We were met at the airport by two of Radimir’s men, who escorted us back to the penthouse so that we could freshen up and change. Radimir looked much more like himself, back in his normal three-piece suit. But he still looked grimly serious. I remembered the early days, when I’d wondered if I’d ever see him smile. Now I wondered if I’d ever see him smile again. He told me he had to meet with his brothers, and I nodded. “I’d like to come too,” I said nervously. “If that’s okay.”

First, he blinked at me. Then he cocked his head to one side and gazed at me for a long time, and he must have seen the change in me because his eyes suddenly became warm, as if I’d just made him very, very happy...and a little sad, at the same time. “Yes,” he told me, his voice ragged with emotion. “Yes, Krasavitsa , of course.”

When we arrived at Gennadiy’s house, a steady, ice-cold rain was hammering the roof and windows. We got soaked just running from the car to the door. Gennadiy showed us in, but seemed a little surprised to see me.

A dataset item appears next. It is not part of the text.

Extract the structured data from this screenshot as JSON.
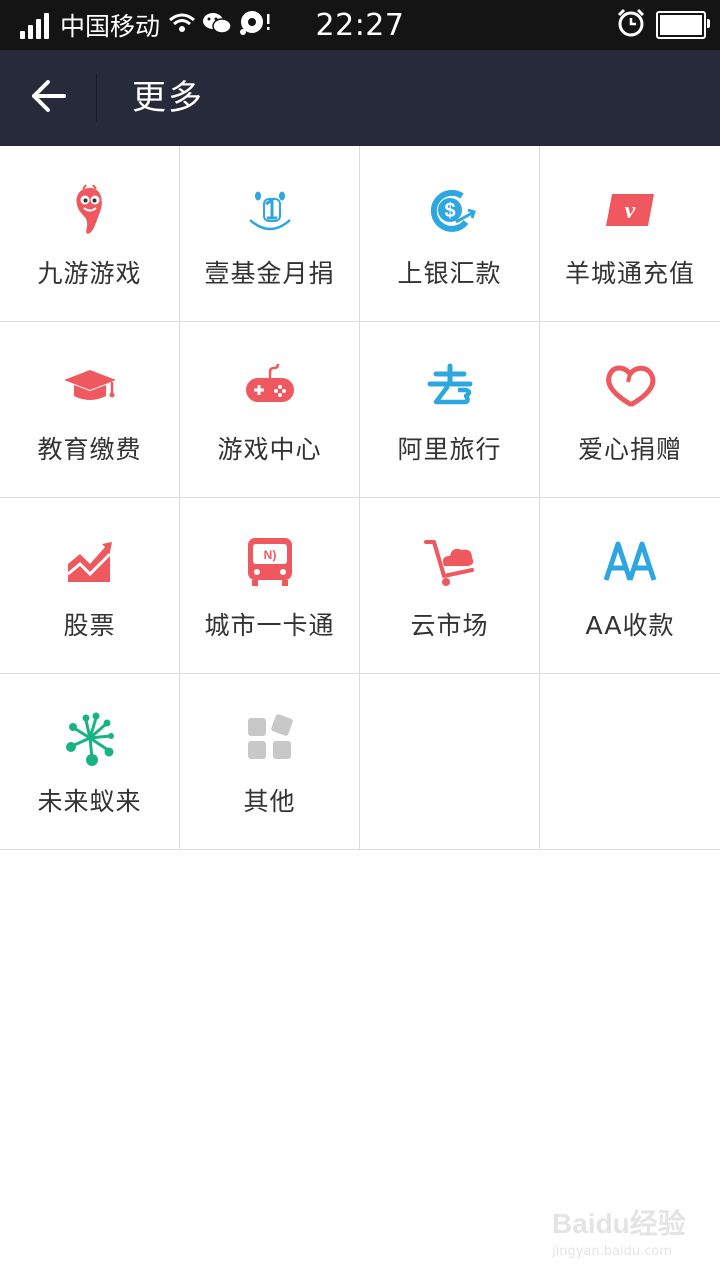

Radimir fixed him with a glare. “I told you: she’s family now.”

Gennadiy sighed and nodded and took us through to a wood-paneled room with a huge oak table. We all sat down and it was only when Gennadiy reached for the vodka bottle to pour himself a shot that I saw his hand and gasped. He was wrapped in bandages up to the wrist.

“Burns,” he muttered. “Spartak torched one of our casinos last night. I went in to make sure all the staff got out okay. Everyone’s alive but it was close.”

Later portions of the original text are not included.